Homens esmagados mas incrementados
Todo soldado é uma associação de coisas e idéias, uma soma de habilidades e modos de ver o mundo ou os outros. É necessariamente o processo de uma alquimia complexa que Robert Heinlein descreve em detalhes em um longo desenvolvimento (100 páginas) sobre o período da formação inicial, ocasião em que também evoca certos problemas da sua época.
Juan Rico passa vários meses no Campo de Treinamento Básico Arthur Currie (comandante da Força Expedicionária Canadense na Europa durante a Primeira Guerra Mundial), onde ele encontra a figura obrigatória do Sargento Instrutor (DI - Drill Instructor). O período seguinte é em todos os aspectos semelhante ao experimentado pelos soldados e fuzileiros da época, com um treinamento "tão duro quanto possível" e voluntariamente brutal, verbal e fisicamente.
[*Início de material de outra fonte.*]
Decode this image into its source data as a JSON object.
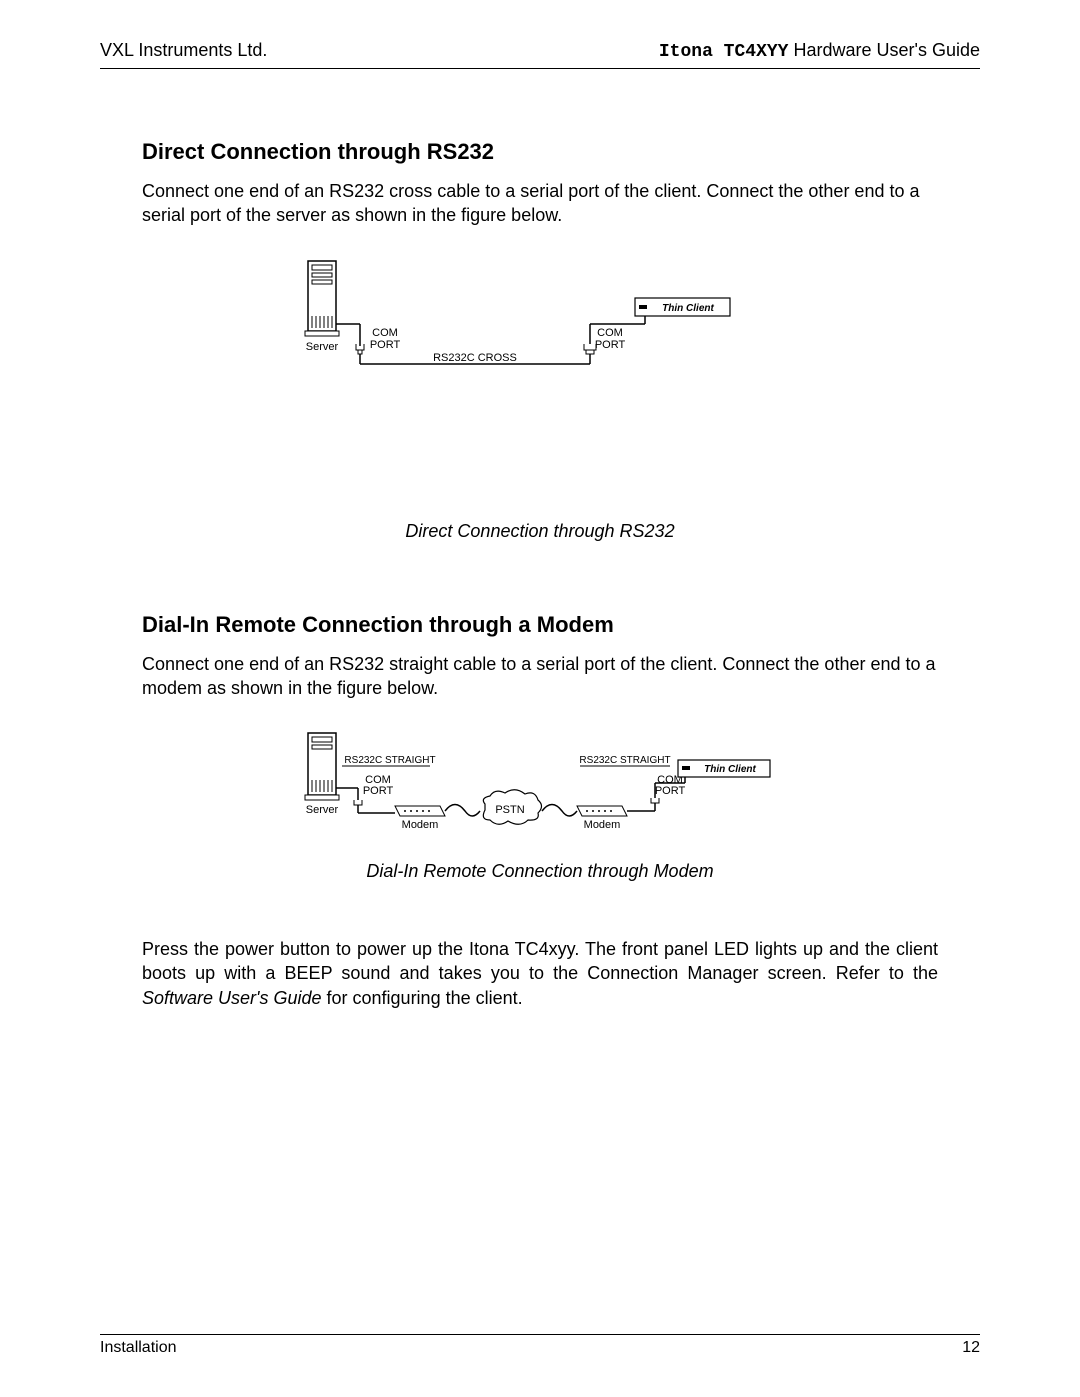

O principal objetivo do treinamento militar é criar indivíduos capazes de resistir à pressão do combate com a óbvia dificuldade de não ser possível recriar exatamente as condições no treinamento. Um time de futebol pode treinar durante os jogos, uma unidade militar não pode treinar durante combates reais. Portanto, procedemos de maneira empírica, tentando chegar o mais perto possível dessas condições reais pela simulação (pouco presente em ST), ou tentamos criar a pressão psicológica mais forte possível sem matar (ou sem matar muito, há 14 mortes dentre 2.009 recrutas no período de treinamento do recruta Rico).
O método geral é o da pressão-compensação, que é encontrada em todos os esportes, por exemplo, e que consiste em forçar o indivíduo, ou mesmo esmagá-lo, a provocar em retorno adaptações orgânicas que o farão mais forte. Em um sistema voluntário, onde todos podem desistir do treinamento a qualquer momento, é também uma maneira prática de dispensar automaticamente os "mais fracos" e reter aqueles com maior potencial de crescimento.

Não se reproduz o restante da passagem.